眼神时而清澈如秋水,时而迷离似雌兔又时而狠辣决绝,真的猜不透他到底抓我来干嘛。当我是北国的间谍了?都怪司马翔,也不叫我点江湖常识,要不然我犯得着因为一匹马惹事吗。我还急等着赶路呢!
“皇城。”
“皇城里住着的砍柴女?我虽然十几年没回皇城了,但是皇城还不至于变成深山老林!”
“我,我爹在家砍柴,我去……”我正在琢磨怎么圆这个谎,他打断了我的话。
“直说吧,花如云是你什么人?”他盯着我的眼睛,没一丝表情。又是花如云,现在能让我换张脸就好了,老是活在花如云的影音里……
“我怎么知道,难道姓花的我都该认识吗?”
“你是北国的公主,慕容环空的女儿,你娘叫花如云,曾经是大余国的一名宫女。我解释的够清楚了吧,慕容姑娘?”
“我不知道你到底打的什么算盘,这么抬举我我也不敢当,我还急着赶路,麻烦庸王行个方便。

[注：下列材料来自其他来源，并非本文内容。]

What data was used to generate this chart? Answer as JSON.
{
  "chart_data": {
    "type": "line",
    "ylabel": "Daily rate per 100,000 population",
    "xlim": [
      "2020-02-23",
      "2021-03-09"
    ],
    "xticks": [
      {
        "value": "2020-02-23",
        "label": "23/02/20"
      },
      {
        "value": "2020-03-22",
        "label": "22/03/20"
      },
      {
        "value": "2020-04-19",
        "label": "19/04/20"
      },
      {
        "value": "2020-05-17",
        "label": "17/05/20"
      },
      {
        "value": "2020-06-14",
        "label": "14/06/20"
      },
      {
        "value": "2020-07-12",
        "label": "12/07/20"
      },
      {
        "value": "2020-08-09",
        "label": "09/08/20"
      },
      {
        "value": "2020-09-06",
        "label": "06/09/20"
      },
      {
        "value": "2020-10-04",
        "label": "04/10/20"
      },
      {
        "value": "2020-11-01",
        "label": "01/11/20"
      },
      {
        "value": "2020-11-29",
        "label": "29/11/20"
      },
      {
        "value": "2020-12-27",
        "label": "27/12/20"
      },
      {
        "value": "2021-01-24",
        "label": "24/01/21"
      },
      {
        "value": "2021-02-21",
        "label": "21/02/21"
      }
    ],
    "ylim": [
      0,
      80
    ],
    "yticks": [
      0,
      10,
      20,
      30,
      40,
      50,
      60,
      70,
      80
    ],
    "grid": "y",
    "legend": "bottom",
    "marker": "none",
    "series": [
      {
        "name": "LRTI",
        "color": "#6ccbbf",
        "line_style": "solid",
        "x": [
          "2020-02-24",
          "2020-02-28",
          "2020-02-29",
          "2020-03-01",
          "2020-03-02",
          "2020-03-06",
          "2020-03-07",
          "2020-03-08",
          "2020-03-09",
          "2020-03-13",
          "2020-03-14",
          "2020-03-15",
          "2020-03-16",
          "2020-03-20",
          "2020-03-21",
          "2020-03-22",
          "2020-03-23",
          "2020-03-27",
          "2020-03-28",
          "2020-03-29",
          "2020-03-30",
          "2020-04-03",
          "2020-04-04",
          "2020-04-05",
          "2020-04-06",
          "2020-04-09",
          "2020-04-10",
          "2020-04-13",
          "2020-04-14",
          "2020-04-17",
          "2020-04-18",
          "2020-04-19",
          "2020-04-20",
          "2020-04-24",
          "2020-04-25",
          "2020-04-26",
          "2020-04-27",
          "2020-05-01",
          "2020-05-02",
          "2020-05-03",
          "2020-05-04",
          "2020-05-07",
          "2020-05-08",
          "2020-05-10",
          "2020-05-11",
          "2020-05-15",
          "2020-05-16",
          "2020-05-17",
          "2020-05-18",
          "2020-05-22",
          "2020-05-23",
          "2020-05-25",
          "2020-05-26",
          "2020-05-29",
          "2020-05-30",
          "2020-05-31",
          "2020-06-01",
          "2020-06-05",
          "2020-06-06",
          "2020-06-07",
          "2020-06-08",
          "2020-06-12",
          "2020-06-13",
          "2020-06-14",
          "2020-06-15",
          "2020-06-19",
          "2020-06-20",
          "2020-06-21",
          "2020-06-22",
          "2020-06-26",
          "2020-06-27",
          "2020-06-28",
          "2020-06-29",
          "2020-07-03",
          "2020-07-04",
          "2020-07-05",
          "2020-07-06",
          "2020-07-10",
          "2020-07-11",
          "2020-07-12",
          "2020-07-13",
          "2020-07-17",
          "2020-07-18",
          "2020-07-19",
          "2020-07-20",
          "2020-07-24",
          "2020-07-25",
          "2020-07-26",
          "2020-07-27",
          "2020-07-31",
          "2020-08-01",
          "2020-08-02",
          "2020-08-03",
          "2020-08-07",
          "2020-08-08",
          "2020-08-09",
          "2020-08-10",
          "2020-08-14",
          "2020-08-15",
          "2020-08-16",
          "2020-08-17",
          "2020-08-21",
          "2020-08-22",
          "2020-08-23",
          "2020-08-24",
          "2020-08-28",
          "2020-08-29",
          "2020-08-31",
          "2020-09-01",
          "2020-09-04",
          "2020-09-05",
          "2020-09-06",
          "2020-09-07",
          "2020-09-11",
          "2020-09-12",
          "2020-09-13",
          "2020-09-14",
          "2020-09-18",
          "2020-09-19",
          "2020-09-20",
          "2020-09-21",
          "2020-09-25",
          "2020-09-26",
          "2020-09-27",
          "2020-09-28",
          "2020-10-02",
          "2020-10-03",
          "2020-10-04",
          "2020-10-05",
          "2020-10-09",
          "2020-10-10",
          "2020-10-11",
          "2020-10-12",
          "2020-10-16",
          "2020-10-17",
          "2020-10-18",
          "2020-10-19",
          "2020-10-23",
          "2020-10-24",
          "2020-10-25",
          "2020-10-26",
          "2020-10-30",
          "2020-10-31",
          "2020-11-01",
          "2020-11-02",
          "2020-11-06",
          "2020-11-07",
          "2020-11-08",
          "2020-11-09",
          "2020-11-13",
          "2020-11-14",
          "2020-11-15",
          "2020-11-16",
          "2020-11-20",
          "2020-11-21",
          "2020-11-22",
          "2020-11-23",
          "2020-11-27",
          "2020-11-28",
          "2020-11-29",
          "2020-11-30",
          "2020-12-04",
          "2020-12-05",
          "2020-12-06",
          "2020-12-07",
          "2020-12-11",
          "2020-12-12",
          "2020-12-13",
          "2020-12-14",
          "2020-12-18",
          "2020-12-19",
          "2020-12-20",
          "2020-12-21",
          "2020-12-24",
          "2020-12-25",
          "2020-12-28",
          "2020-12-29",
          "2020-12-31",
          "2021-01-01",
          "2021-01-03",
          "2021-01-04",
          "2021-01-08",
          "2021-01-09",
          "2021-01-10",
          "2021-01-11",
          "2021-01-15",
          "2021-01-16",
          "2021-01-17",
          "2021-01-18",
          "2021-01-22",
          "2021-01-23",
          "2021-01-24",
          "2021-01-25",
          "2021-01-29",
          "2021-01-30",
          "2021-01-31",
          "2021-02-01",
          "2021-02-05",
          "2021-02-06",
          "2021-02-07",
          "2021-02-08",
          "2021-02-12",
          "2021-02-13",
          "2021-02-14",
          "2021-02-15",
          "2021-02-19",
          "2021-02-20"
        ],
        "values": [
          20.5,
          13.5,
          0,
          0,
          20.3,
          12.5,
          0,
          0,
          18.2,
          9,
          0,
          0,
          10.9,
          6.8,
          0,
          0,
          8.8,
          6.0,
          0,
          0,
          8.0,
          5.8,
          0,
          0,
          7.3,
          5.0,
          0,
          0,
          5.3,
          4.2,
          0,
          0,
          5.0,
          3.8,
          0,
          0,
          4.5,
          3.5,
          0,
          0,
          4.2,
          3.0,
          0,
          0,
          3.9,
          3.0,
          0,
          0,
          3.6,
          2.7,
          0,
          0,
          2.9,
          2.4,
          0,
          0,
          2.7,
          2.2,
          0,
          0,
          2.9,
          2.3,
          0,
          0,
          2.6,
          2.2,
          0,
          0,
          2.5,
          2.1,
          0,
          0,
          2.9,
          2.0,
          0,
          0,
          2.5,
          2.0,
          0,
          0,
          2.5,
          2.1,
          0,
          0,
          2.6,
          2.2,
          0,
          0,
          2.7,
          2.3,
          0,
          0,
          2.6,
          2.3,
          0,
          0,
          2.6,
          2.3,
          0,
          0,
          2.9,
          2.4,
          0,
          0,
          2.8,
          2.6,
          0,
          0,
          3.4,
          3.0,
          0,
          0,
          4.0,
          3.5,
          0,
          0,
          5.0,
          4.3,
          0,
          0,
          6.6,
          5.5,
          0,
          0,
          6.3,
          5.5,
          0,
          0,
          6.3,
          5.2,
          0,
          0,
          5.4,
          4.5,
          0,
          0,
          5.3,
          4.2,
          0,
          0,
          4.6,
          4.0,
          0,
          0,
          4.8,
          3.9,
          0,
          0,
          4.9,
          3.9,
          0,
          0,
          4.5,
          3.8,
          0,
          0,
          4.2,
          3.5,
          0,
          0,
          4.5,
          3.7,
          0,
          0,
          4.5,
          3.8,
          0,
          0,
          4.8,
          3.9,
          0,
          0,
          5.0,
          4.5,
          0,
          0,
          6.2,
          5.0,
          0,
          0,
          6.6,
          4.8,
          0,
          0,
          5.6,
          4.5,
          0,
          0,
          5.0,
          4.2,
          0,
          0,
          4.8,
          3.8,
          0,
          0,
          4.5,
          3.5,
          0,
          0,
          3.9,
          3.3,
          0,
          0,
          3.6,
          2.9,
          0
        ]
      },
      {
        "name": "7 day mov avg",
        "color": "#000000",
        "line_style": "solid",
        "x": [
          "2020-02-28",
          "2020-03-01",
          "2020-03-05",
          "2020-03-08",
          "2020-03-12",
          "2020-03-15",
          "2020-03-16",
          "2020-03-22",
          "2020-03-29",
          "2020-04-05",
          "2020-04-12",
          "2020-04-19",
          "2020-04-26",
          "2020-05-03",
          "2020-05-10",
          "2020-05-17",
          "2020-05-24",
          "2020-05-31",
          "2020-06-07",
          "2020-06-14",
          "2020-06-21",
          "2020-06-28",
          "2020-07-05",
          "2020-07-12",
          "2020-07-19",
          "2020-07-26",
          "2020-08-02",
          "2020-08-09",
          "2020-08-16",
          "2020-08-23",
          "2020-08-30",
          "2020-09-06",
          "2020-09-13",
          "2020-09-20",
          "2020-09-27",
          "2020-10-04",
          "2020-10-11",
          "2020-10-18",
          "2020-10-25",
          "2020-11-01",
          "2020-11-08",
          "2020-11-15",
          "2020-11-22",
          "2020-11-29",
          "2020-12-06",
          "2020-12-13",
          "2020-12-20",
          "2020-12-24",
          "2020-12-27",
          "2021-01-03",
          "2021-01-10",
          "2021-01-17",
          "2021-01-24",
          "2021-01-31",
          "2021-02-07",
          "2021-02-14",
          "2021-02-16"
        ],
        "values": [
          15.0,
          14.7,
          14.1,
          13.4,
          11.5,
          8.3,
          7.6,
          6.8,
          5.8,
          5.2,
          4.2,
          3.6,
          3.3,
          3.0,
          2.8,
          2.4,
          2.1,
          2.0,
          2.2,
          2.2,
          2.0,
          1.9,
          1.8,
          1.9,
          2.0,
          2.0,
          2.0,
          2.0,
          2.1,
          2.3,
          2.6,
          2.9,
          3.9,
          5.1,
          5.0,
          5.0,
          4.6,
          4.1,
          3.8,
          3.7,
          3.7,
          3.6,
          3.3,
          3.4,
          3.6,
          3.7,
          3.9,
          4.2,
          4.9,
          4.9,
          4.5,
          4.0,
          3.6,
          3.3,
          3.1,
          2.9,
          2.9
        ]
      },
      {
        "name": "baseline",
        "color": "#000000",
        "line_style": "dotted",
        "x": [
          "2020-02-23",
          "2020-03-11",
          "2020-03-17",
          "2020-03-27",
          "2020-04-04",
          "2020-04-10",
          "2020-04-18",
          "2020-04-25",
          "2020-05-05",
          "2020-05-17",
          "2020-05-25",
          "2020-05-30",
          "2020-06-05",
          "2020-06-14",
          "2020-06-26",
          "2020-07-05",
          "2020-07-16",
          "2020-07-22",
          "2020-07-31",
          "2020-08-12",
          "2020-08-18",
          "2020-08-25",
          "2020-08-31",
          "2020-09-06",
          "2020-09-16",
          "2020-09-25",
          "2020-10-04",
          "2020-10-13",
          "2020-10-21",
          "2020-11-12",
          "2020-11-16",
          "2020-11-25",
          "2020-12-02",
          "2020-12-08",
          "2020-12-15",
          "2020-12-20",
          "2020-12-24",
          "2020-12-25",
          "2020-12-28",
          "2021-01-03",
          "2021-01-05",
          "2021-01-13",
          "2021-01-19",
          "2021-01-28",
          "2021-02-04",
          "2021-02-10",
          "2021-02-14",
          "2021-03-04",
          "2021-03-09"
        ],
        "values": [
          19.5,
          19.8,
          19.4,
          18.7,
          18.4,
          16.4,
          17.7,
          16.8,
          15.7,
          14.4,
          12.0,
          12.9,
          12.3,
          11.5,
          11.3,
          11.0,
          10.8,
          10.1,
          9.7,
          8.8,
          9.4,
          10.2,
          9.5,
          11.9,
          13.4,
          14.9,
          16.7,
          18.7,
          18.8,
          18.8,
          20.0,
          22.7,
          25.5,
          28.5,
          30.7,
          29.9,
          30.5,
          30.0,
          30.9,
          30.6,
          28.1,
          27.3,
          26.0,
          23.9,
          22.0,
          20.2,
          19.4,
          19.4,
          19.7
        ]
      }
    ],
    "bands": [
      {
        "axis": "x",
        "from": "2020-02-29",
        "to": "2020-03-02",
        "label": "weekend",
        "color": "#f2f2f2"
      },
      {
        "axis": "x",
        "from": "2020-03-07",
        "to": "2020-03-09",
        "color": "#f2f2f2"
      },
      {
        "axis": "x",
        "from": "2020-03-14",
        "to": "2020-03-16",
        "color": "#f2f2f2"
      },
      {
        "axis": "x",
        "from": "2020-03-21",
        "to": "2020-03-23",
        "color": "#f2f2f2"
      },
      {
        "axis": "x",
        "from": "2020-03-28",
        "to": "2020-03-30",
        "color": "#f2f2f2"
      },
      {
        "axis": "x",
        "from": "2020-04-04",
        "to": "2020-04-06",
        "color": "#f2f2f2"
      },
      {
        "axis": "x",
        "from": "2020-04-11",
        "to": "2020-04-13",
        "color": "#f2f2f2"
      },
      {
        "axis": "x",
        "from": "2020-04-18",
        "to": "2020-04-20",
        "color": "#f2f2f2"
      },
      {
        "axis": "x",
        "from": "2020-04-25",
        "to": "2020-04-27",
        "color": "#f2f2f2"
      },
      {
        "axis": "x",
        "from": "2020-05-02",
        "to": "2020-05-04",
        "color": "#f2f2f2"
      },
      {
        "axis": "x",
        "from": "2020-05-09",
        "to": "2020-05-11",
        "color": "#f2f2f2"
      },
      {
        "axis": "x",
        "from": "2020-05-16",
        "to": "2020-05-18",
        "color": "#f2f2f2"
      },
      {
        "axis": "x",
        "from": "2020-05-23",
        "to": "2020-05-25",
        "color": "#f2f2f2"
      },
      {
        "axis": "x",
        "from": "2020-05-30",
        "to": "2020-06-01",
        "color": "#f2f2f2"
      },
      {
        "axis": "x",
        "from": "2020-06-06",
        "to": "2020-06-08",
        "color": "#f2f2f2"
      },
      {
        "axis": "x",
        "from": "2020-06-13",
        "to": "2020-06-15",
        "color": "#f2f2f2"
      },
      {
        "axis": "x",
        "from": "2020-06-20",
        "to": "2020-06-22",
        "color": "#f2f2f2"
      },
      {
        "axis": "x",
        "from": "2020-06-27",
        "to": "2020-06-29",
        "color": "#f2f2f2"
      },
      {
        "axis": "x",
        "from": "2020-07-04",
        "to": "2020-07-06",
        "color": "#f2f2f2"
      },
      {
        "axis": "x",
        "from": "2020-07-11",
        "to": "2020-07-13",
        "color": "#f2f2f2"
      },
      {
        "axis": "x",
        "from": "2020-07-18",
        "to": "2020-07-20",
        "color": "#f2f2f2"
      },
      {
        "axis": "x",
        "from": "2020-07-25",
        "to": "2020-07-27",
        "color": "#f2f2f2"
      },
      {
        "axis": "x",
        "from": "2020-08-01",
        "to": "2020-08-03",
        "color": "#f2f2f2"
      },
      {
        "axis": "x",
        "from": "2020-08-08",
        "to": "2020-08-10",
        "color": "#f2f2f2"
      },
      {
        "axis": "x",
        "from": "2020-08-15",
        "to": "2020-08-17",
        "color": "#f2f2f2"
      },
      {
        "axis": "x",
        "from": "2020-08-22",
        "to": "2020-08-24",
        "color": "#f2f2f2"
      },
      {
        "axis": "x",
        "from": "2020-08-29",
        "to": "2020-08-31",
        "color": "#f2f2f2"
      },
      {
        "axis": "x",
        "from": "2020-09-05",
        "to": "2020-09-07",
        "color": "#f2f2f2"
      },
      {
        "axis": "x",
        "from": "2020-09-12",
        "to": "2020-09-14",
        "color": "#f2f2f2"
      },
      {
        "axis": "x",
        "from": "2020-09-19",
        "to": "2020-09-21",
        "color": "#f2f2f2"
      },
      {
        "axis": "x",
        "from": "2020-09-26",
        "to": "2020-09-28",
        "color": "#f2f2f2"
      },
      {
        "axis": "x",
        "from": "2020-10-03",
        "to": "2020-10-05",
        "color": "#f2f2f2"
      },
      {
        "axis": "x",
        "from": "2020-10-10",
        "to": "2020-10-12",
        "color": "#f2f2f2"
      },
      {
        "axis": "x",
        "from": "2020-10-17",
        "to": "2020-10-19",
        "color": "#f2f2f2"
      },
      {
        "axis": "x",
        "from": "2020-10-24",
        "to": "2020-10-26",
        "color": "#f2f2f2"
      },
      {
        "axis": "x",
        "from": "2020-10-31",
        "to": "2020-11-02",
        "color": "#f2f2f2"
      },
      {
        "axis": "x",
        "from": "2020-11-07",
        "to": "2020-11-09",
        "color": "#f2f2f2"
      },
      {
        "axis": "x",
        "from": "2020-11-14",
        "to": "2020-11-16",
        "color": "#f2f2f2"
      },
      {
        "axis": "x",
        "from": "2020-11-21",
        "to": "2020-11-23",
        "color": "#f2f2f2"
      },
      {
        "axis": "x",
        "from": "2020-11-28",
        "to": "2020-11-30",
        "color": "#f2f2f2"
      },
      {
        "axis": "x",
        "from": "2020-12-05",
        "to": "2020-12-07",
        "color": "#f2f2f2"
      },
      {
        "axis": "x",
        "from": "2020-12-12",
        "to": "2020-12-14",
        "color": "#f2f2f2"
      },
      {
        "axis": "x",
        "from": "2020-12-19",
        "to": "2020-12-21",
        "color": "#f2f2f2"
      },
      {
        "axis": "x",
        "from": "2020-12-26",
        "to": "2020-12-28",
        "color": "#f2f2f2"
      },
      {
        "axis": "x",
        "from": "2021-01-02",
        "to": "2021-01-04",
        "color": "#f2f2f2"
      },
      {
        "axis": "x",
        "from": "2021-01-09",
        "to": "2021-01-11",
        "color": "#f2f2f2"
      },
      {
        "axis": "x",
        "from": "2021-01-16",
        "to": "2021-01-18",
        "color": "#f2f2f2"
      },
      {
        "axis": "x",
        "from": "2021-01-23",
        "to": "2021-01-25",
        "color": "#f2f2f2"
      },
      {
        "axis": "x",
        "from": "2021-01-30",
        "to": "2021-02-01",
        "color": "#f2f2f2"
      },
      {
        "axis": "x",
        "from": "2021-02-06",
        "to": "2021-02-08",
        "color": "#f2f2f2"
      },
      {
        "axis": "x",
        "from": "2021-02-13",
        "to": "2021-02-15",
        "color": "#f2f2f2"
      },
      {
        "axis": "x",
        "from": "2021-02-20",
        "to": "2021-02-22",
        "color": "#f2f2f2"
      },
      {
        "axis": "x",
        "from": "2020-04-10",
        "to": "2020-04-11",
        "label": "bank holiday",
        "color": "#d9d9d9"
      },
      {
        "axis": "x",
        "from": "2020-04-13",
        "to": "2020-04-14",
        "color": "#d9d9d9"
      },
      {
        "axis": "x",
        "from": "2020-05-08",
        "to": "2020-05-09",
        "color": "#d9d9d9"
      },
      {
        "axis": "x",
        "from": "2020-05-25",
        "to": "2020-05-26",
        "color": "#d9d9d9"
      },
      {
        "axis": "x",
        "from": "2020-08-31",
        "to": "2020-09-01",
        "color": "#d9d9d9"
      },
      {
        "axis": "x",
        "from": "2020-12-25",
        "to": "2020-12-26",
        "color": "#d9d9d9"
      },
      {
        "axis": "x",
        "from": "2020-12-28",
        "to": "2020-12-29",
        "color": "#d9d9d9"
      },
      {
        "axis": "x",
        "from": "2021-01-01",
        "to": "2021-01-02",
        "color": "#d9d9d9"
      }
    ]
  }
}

”花如云的女儿顶多也就十四五岁吧,我看着像吗?相对于十四五岁的娃们,我简直是老太婆了……我知道再装可怜也没用,也就不做那么连我自己都树汗毛的事了。
“你急着去南国干嘛?那可是比坟墓更可怕的地方。”
“找人。”我冷冷地说道。
“找谁?”
“跟你没关系,反正你打你的算盘,我说什么你都不会信,你爱怎么就怎么着吧。”
“老掌柜的,你继续回去开店,让昆儿和杨束留下。这位姑娘我自有安排。让守卫都下去吧,任何人不得进来。”他支开周围的人。
“是。他一起的那个傻子送“池子”里去了。”
“让杨束把那人带到王府安置,不可怠慢。”
“是。”老掌柜就这么安分地走了。周围的人果然被调走了,感受不到有第三个人的气息。
“老实告诉你吧,玉弓三郎是我伤的,真没想到堂堂空王的女儿会亲自出马为他找解药。我真是小觑了弓行派在北国的影响。不过,也奇怪了,弓行派一千弓手,一千玉剑手,若散到中原,个个都是一等一的高手,你虽然轻功了得,但是武功跟弓行派的弓剑联手比起来,可差多了。就算要配置解药也是弓行派的未来的掌门弓奴来,还轮不到你。你来中原到底有什么目的?”
“弓形派没你说的那么多人,一千弓手一千玉手只不过是夸张的说法而已。你既然说你伤的弓形派,那其他三个人是谁?”
“和你没关系,除非你真的是空王的女儿……”
“是又怎么样?不是又怎么样?你要那匹马,我给你,我只是江湖上一个普通的杀手,说实话你也未必信。”
“杀手?据掌柜的说,你可能是白影……”
“然后呢?你打算怎么对付白影?要杀要刮?”
“白影我是动不得的,若你是白影我会好好供着你。但是目前看,空王的女儿不可能是白影……”
“你真的在对牛弹琴!凭什么说我是什么王的女儿?我哪点像北国人了?我的口音像北国人吗?”狠狠地盯着他,跟我玩这招,我的眼睛可不比你小!
“别的不说,你这张脸……”说着捏起我的脸,狠狠地瞧着,“天下除了她的女儿,谁还会有这张脸?呵呵……”笑的极其阴冷。
“这张脸就是个祸害……”我自言自语道,虽然我和她、她女儿年纪都差一截,但还是老被认错。
他突然抓住我的手腕,笑的很冷:“弓行派想跟我玩,好啊,我倒要看看你能玩出什么花招!”说完拉着我一步一步慢慢地走向堂上,绕过桌子,把我往椅子上一按,一转桌上的笔盒,墙突然转了起来,我被点了穴,动不了,眼睁睁地被转到墙后的密室里,看着一张轮廓分明的天人般的笑脸消失在视线里。